The Olive 06HD is a music server. What, you may ask, is that?
It is a device that at its core can hold lots of music and make it available over a computer network. But this unit is a great deal more than that.
This is a large and heavy unit upon which no expense – obviously – has been spared. It is chock-a-block full of audiophile components, including high-end Burr-Brown digital to analog converters, re-clocking to eliminate jitter from digital audio, and the best inputs and outputs available.
It also has a two terabyte hard disk drive on which to store all your music, tucked into eight layers of sound dampening to make sure no unwanted noise is emitted.
The unit has a CD slot on the front from which it may rip audio, plus both wired and wireless networking built in. It will talk to your computer network using either, both to supply music to other devices and to be further fed with new fodder for its hard disk. Oh, and to talk to the internet.
Remember, the unit has two terabytes on tap. This is enough for 6000 CDs with the lossless FLAC compression system ensuring identical quality to the original. If quantity is more your thing than quality (although quite why you’d then be purchasing this isn’t clear), then you could go MP3 or AAC at 128kbps, and bump this up to perhaps 30,000 CDs!
You can plug a headphone into the front of the unit (and this incorporates a proper headphone amplifier), but generally you will use either a direct analog or digital audio connection for output to a sound system, or use it to feed your network-based audio system.
Obviously, unless you have some pretty esoteric audio equipment, the best sound will come from using the unit’s own analog outputs, given the high quality of its components.
Control is via a set of keys on the front/top of the unit, the remote control, the 255mm LCD touch screen panel on the surface or, to a more limited extent, the web interface.
There are a number of ways of feeding music to the hard disk. One is by having the unit rip audio CDs. It automatically consults its built-in CD database (which seems pretty extensive, given some of the obscure CDs that it recognised). Assuming you have it running with your internet-enabled network, it drags in album art from an external database.

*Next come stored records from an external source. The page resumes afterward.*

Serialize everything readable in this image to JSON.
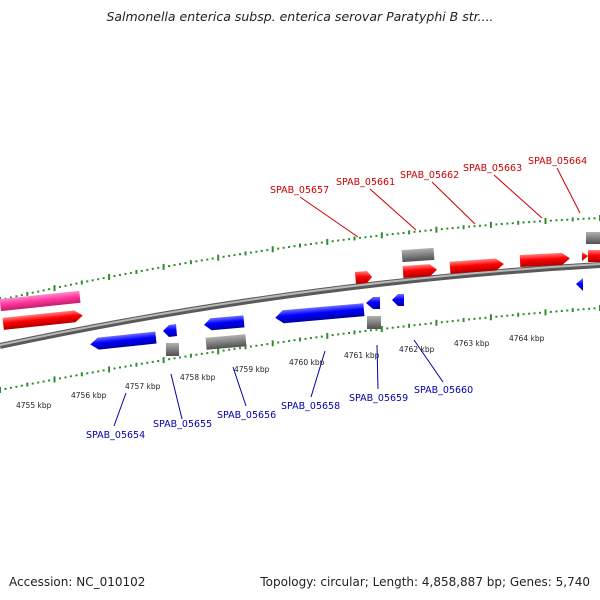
{
  "title": "Salmonella enterica subsp. enterica serovar Paratyphi B str....",
  "accession_text": "Accession: NC_010102",
  "summary_text": "Topology: circular; Length: 4,858,887 bp; Genes: 5,740",
  "colors": {
    "forward_gene": "#ff0000",
    "reverse_gene": "#0000ff",
    "pseudo_gene": "#808080",
    "rna_feature": "#ff3399",
    "tick": "#2e8b2e",
    "backbone": "#888888",
    "forward_label": "#cc0000",
    "reverse_label": "#0000aa"
  },
  "scale_labels": [
    "4755 kbp",
    "4756 kbp",
    "4757 kbp",
    "4758 kbp",
    "4759 kbp",
    "4760 kbp",
    "4761 kbp",
    "4762 kbp",
    "4763 kbp",
    "4764 kbp"
  ],
  "forward_labels": [
    "SPAB_05657",
    "SPAB_05661",
    "SPAB_05662",
    "SPAB_05663",
    "SPAB_05664"
  ],
  "reverse_labels": [
    "SPAB_05654",
    "SPAB_05655",
    "SPAB_05656",
    "SPAB_05658",
    "SPAB_05659",
    "SPAB_05660"
  ]
}
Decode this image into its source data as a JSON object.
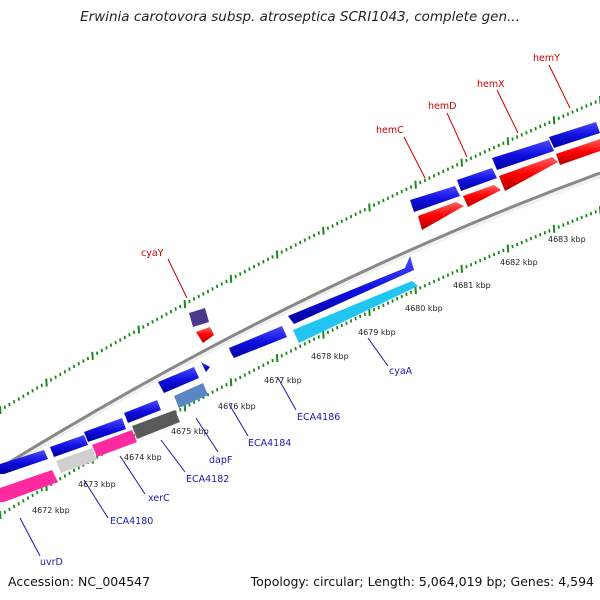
{
  "title": "Erwinia carotovora subsp. atroseptica SCRI1043, complete gen...",
  "footer": {
    "accession": "Accession: NC_004547",
    "summary": "Topology: circular; Length: 5,064,019 bp; Genes: 4,594"
  },
  "scale_labels": [
    "4672 kbp",
    "4673 kbp",
    "4674 kbp",
    "4675 kbp",
    "4676 kbp",
    "4677 kbp",
    "4678 kbp",
    "4679 kbp",
    "4680 kbp",
    "4681 kbp",
    "4682 kbp",
    "4683 kbp"
  ],
  "gene_labels_top": [
    "cyaY",
    "hemC",
    "hemD",
    "hemX",
    "hemY"
  ],
  "gene_labels_bottom": [
    "uvrD",
    "ECA4180",
    "xerC",
    "ECA4182",
    "dapF",
    "ECA4184",
    "ECA4186",
    "cyaA"
  ],
  "colors": {
    "gene_blue": "#1010e0",
    "cds_red": "#ff0000",
    "magenta": "#ff2aa0",
    "cyan": "#22c4f0",
    "tick_green": "#1a8a1a",
    "backbone_gray": "#8c8c8c"
  }
}
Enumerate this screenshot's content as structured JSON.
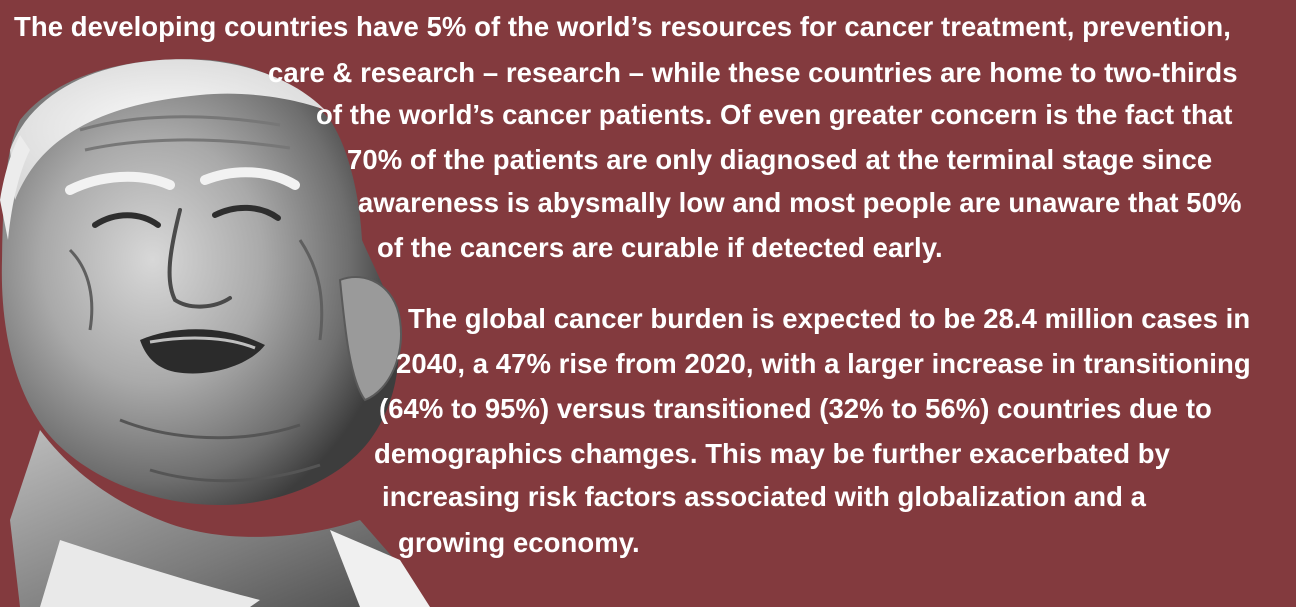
{
  "colors": {
    "background": "#833a3e",
    "text": "#ffffff"
  },
  "photo": {
    "icon": "elderly-man-portrait-icon"
  },
  "paragraph1": {
    "lines": [
      "The developing countries have 5% of the world’s resources for cancer treatment, prevention,",
      "care & research – research – while these countries are home to two-thirds",
      "of the world’s cancer patients. Of even greater concern is the fact that",
      "70% of the patients are only diagnosed at the terminal stage since",
      "awareness is abysmally low and most people are unaware that 50%",
      "of the cancers are curable if detected early."
    ]
  },
  "paragraph2": {
    "lines": [
      "The global cancer burden is expected to be 28.4 million cases in",
      "2040, a 47% rise from 2020, with a larger increase in transitioning",
      "(64% to 95%) versus transitioned (32% to 56%) countries due to",
      "demographics chamges. This may be further exacerbated by",
      "increasing risk factors associated with globalization and a",
      "growing economy."
    ]
  }
}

Another way is to open up a window into the unit on a computer on the same network and drag in folders full of music. The unit indexes these and places them elsewhere within its innards, from which they can be played.
All this worked beautifully well. Where possible you should choose the FLAC codec (Free Lossless Audio Coding), which provides perfect reproduction of the original digital audio, but consumes roughly half the space.
Ripping CDs and preparing them for playback was very simple: insert CD, wait a few seconds while the unit identifies it by name and artist, then press a button to start the transfer. Five or six minutes later then unit pushes the disc back out, job done. The encoding is a bit slower than the disc reading. Olive suggests that you don’t get more than about 30 discs ahead of where the encoding has reached, for fear of excessive processing slowing things down too much.
As for playback, the sound quality (via its own analog outputs) was excellent. Basically, as good as stereo can get. And don’t forget, it supports the higher resolution audio files that you can find on the internet. It will happily play 192kHz, 24-bit stereo material.